Review of Bee Season

Bee Season (2005)
2/10
Hypnotic Superstition
15 March 2007
Bee Season is flatly based on the premise that words are ultimately incomprehensible and therefore magic. The movie makes a direct link from kabbala-sorcery to spelling bees in a way that is absolutely hilarious, but it seems the filmmakers will be the last to get the joke.

According to the dark and mysterious mythos of the movie, one can become god and so achieve telepathic and prophetic powers -- by meditating on the mysterious spelling of words. The more difficult a word's spelling, the more incomprehensible, and therefore the more magical. Rearrange words and magic numbers appear. Study the kabbala and you will have supernatural visions and become an expert speller. Oh boy.
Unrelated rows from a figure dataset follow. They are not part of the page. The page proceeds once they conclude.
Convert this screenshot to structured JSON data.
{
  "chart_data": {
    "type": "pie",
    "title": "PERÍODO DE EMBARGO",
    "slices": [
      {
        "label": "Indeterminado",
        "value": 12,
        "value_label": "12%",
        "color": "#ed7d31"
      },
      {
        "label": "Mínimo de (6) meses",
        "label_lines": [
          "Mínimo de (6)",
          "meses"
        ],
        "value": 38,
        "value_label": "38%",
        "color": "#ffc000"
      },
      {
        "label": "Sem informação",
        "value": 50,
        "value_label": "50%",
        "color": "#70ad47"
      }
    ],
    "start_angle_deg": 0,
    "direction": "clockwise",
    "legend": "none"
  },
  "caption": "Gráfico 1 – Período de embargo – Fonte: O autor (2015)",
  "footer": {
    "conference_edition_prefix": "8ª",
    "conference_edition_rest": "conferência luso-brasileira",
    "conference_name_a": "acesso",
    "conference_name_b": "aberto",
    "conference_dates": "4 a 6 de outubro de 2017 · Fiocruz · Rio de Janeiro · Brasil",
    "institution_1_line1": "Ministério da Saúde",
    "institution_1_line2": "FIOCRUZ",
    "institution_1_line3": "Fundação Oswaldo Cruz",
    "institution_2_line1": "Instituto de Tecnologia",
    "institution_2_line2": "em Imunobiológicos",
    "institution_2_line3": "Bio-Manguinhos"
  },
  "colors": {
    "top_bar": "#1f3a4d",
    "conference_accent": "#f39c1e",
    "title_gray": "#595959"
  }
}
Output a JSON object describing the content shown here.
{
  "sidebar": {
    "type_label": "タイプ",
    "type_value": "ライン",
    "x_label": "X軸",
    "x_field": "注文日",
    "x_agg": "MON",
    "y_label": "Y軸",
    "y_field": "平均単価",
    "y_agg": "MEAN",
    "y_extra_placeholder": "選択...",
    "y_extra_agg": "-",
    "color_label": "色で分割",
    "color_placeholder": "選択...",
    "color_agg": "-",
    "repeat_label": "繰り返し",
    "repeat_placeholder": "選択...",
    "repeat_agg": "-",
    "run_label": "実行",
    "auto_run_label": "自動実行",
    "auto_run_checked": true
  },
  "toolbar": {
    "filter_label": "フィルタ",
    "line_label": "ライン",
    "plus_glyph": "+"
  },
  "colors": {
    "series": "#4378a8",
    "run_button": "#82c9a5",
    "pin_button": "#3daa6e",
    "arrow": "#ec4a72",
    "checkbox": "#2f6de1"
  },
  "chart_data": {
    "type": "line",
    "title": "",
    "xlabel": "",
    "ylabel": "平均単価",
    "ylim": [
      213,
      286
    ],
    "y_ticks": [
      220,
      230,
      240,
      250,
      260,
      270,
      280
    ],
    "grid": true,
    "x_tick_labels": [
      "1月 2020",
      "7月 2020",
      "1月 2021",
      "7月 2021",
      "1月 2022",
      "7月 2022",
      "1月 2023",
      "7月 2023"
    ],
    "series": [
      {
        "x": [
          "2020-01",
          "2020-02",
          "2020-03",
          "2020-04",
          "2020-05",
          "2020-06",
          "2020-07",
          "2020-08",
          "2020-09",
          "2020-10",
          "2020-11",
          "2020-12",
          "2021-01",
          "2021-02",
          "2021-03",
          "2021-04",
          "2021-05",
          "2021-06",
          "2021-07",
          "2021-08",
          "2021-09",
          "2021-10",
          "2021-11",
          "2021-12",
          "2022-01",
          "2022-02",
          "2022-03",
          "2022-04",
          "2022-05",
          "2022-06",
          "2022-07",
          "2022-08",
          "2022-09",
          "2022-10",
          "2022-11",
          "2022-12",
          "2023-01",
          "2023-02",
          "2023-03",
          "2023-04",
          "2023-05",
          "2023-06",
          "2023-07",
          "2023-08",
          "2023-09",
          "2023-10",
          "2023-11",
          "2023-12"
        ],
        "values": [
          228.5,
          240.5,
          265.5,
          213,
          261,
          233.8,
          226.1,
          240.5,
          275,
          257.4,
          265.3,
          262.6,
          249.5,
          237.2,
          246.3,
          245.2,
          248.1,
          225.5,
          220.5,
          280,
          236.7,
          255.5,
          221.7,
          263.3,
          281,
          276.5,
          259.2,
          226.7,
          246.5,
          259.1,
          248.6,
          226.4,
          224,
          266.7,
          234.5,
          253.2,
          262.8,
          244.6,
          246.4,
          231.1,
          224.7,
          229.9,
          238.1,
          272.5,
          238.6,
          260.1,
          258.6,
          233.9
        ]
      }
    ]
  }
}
Misinterpret the secret kabbala hidden in the spelling of English words and you will go insane and become a serial thief, as happened to one main character.

Although the movie was made in dead earnest, it is an unintentional commentary on how primitive human beings trapped in the Stone Age can walk among us in this age of high technology. Indeed technology and the complexities of spelling in English can stump any or most of us, but the primitive human sees in the inscrutability secret magic.

The movie's dead earnest handling of superstition can have you falling out of your chair in laughter, as it did me.

Or the movie's failure to show how spelling is magic and the movie's slow, very slow, move to an embarrassingly predictable end will have you falling out of your chair asleep.